La operación supone un nuevo paso en la integración de los aproximadamente 5.000 inmuebles residenciales que Brookfield compró a finales de abril por 1.050 millones de euros. Con esta adquisición, el fondo canadiense se convirtió en propietario de una de las mayores carteras de vivienda en alquiler existentes en la Comunidad de Madrid. La sociedad Samarium será el vehículo a través del cual se controlarán estos activos. La elección de una socimi mantiene una estructura similar a la que utilizó Blackstone durante años para gestionar esta cartera inmobiliaria.
Una socimi para gestionar una de las mayores carteras residenciales de Madrid
El origen de estos activos se remonta a 2013, cuando Blackstone constituyó la socimi Fidere tras adquirir al Ayuntamiento de Madrid 1.860 viviendas protegidas destinadas al alquiler. La operación se cerró entonces por 128,5 millones de euros. Con el paso del tiempo, la cartera fue creciendo y transformándose. Actualmente, el 96% de las viviendas que integran el portafolio pertenecen al mercado libre, aunque muchas de ellas tuvieron anteriormente algún tipo de protección pública.
Aunque Fidere continúa existiendo como compañía vinculada a Blackstone, los activos ya no forman parte de esa sociedad. Ahora es Samarium la empresa que agrupa la totalidad de la cartera adquirida por Brookfield. Según consta en el Registro Mercantil, entre los administradores de la nueva socimi figuran Alberto Nin, responsable del negocio inmobiliario de Brookfield para el sur de Europa, y África Espinosa de los Monteros, vicepresidenta de fusiones y adquisiciones del área inmobiliaria del grupo canadiense.
Brookfield es uno de los mayores inversores inmobiliarios internacionales. La firma gestiona activos inmobiliarios valorados en más de 103.000 millones de dólares a escala global. La condición de socimi implica una serie de obligaciones y ventajas fiscales. Entre ellas destaca la exención del impuesto de sociedades, siempre que la compañía cumpla determinados requisitos establecidos por la normativa. Uno de los principales compromisos consiste en distribuir al menos el 80% de los beneficios obtenidos entre los accionistas. Además, estas sociedades deben cotizar en un mercado regulado o alternativo dentro de un plazo máximo de dos años desde su acogimiento a este régimen especial.

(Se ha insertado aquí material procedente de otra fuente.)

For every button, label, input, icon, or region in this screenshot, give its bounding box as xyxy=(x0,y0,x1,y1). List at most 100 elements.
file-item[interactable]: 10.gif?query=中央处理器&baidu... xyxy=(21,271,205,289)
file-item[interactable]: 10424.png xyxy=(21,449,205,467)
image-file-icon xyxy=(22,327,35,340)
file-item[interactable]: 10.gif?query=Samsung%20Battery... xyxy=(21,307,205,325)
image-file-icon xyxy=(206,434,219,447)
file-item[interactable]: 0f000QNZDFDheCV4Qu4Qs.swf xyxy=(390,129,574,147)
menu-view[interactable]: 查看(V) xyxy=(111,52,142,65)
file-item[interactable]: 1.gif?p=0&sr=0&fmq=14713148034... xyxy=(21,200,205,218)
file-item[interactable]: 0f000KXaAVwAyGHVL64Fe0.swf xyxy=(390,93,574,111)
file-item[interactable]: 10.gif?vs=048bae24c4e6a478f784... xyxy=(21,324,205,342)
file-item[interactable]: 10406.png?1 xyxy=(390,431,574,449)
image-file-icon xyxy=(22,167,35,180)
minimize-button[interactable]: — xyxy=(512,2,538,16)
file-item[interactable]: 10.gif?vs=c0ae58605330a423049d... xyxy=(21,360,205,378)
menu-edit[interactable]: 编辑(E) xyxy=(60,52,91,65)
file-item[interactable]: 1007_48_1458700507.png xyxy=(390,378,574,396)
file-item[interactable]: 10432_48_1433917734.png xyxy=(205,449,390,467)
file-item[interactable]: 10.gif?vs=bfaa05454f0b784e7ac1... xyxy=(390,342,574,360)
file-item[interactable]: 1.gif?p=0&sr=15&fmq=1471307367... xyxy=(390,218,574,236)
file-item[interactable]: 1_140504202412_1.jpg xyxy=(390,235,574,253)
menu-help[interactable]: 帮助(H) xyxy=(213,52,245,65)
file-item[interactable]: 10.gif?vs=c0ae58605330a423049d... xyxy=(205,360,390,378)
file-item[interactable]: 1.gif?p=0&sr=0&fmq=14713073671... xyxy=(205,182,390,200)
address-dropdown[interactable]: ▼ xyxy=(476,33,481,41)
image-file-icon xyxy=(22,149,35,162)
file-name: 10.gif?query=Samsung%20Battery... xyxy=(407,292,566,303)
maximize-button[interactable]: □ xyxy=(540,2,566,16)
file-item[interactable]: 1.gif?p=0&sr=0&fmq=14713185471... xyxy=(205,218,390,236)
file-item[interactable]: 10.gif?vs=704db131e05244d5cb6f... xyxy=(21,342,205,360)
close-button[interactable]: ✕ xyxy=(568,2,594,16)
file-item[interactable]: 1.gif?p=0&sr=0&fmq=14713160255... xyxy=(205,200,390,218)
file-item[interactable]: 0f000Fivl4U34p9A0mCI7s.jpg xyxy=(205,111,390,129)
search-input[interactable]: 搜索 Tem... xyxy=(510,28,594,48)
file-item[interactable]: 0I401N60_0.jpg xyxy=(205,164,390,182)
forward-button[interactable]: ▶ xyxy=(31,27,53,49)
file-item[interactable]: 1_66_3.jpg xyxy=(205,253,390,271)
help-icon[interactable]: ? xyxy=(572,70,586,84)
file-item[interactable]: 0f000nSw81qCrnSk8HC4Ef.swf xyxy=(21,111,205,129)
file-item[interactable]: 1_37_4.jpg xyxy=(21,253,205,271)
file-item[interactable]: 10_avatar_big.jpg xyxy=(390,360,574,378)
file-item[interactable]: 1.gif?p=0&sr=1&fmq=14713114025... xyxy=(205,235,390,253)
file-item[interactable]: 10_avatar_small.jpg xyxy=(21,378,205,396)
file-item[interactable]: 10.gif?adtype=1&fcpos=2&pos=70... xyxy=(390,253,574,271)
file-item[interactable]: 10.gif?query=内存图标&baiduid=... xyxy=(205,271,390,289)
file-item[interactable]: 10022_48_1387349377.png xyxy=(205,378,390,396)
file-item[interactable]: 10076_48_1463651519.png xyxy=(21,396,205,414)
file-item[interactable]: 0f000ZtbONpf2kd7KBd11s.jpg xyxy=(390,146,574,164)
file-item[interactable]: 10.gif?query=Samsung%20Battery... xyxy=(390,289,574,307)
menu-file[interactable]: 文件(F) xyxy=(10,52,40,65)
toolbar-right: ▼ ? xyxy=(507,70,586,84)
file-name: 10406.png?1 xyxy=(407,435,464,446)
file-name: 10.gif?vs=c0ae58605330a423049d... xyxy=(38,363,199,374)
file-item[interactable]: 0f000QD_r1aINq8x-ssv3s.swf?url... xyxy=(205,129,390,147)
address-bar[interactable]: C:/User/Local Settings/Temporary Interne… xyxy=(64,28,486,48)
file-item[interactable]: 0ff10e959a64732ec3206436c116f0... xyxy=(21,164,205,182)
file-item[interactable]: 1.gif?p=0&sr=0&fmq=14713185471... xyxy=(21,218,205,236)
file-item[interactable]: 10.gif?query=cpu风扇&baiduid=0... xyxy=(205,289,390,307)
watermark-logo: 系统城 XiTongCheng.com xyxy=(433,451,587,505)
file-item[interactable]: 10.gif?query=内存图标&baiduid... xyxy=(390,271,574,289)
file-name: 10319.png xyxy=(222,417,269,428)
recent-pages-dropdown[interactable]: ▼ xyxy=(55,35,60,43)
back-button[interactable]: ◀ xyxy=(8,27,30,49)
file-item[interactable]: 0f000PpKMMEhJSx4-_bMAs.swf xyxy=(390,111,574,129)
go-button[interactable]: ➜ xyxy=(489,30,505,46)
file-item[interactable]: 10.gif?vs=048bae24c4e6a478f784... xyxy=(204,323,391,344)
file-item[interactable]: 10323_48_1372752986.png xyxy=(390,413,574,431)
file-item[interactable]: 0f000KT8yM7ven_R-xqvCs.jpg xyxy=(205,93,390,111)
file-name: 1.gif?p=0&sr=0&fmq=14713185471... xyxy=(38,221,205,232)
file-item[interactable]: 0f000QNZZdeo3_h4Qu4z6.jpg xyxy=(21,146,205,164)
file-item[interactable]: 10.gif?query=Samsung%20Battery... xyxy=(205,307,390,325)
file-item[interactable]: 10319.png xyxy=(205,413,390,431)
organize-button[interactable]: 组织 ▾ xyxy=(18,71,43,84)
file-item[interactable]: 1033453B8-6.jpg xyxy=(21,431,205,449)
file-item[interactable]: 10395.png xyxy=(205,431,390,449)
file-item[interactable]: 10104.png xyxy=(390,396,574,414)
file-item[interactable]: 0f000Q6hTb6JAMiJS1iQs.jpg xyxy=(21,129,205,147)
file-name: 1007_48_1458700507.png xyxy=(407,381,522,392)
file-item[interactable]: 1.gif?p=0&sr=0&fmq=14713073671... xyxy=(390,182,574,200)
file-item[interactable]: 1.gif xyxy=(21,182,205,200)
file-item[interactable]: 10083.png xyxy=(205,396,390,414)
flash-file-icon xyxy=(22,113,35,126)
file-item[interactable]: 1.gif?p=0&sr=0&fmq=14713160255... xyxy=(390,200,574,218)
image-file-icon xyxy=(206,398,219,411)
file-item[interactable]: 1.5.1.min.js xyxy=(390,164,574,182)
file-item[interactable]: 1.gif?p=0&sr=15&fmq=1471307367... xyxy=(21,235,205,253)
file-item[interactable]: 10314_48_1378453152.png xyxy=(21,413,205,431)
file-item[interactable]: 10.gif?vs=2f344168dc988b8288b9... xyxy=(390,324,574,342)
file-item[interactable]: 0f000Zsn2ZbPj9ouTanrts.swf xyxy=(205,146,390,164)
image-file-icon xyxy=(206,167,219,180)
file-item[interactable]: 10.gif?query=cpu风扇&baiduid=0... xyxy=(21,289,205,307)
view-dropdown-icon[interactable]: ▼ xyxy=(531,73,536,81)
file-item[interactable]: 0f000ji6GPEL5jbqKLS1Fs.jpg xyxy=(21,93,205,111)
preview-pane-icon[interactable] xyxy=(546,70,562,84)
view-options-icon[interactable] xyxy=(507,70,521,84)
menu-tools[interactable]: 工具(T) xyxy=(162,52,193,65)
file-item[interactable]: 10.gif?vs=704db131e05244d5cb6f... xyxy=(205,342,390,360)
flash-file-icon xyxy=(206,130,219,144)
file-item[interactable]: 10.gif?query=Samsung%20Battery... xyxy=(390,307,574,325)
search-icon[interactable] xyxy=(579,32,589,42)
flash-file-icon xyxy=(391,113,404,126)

El modelo ha experimentado una fuerte expansión en España desde la reforma normativa que impulsó este tipo de vehículos en 2013. En la actualidad existen 164 socimis cotizadas en distintos mercados financieros. Dos de ellas forman parte del Ibex 35, mientras que decenas de compañías están presentes en segmentos como BME Crecimiento, BME Scale Up, Euronext o Portfolio. Según datos del sector financiero, la capitalización conjunta de estas sociedades superó los 31.000 millones de euros al cierre de 2025, lo que representa un crecimiento significativo respecto al año anterior.
Estrategia de venta individual
La cartera adquirida por Brookfield está formada por 47 edificios distribuidos íntegramente en la Comunidad de Madrid. Se trata de un conjunto residencial que mantiene una ocupación prácticamente total. La estrategia del fondo canadiense pasa por comercializar progresivamente las viviendas de forma individual. Este modelo de desinversión, cada vez más habitual en el sector, consiste en transferir los inmuebles desde grandes propietarios institucionales hacia compradores particulares.
Para desarrollar esta tarea, Brookfield ha alcanzado un acuerdo con la proptech Clikalia. La compañía tecnológica asumirá funciones relacionadas con la gestión operativa, la comercialización de las viviendas y el análisis del mercado.